I didn’t go to very many panels, but the ones I did ranged from uncontentious to quite good. I don’t really enjoy panels that purport to be recommendation panels and devolve into nerd plumage displays, so the Anime and Manga for SFF Fans panel Alec was on was not really my jam. Since I can’t do light shows, I took in a bit of the Cats Laughing concert from just outside the room and another bit on the TV, but I spent most of that time at a panel about “Why Are We Still Having This Panel?”, because I feared that it would be underattended and my friend Michael was on it. As it turned out, the audience was not crowded but was quite enthusiastic and engaged, and we had a good discussion about how to keep programming fresh–and when, at a large regional con, not to bother, since the repetitive programming does serve some people’s wants/needs.

Other than those two, I went to two panels I was on and moderated. The first one, the collaboration panel, was filled with entertaining anecdote and also with Jane Yolen’s kids doing imitations of her voice. (Heidi wins at this.) It managed to cover somewhat different ground than the previous panels I’ve done on collaboration, so go team on that front. (See above re: keeping programming fresh!) The second was the last panel of the day on Sunday, talking about middle grade optimism, YA dystopia, middle grade dystopia, what teenagers want and how we find that out, what adults let younger kids have…all sorts of good stuff. I really wish it had not been the panel right before I had to leave for Easter dinner, because there were lots of new faces listening intently and some asking interesting questions. (If this post gets to the attention of the young writer asking about how to find your own boundaries with vulgarity/profanity and writing for teens: come to Fourth Street! We get into all kinds of questions like this. Perkele.)

At our reading, Alec and I read one jointly written story in alternating sections, and then with time constraints we chose to have me read one of my solo stories. That seemed to go pretty well. We were followed in the same room by Pamela Dean, Naomi Kritzer, and Michael Merriam, so a) lots of good stuff read and b) the cookies I brought got eaten. Pamela’s astronomical werewolves were amazing, Naomi had me on the edge of my seat about whether the Berlin Wall would actually fall this time, and I’m all excited about Michael’s new thing. Yay readings. I like readings.
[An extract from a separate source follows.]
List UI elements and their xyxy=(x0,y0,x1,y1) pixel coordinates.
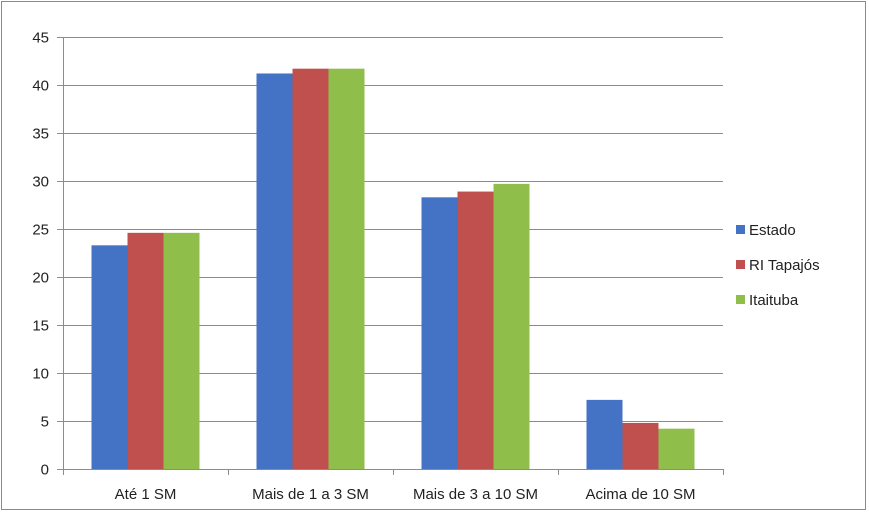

On the up side, I didn’t really feel crushed by walls of people at a Minicon that was twice as large as usual. I was a bit worried about that, so it was a relief that it didn’t actually happen. On the down side, it was very, very easy to simply never see a friend, or to lose them Saturday morning and never see them again. At most Minicons, there’ll be one or two people who fit that description. At this one at least a dozen. This is why I don’t like big conventions. At a convention of 50-150 people, if it’s a good con, you will of course have the problem of not having enough time for everything fun. This is a good problem to have. But at a convention of 1000 people, you not only don’t have enough time for everything fun, you don’t even have any idea what’s going on where at any given time. You don’t have the chance to prioritize, “Hmm, I said I wanted to catch up more with X at lunch on Saturday, but I haven’t even said a single word to Y, so I’ll go talk to Y and hope there’s still time after that before X goes to the airport.” Because where is X? Where is Y? I’m good at algebra. This is supposed to work out for me. So…I’m not going to refuse to go to conventions of this size, but this is why I am more than a bit ambivalent about them even when they go well.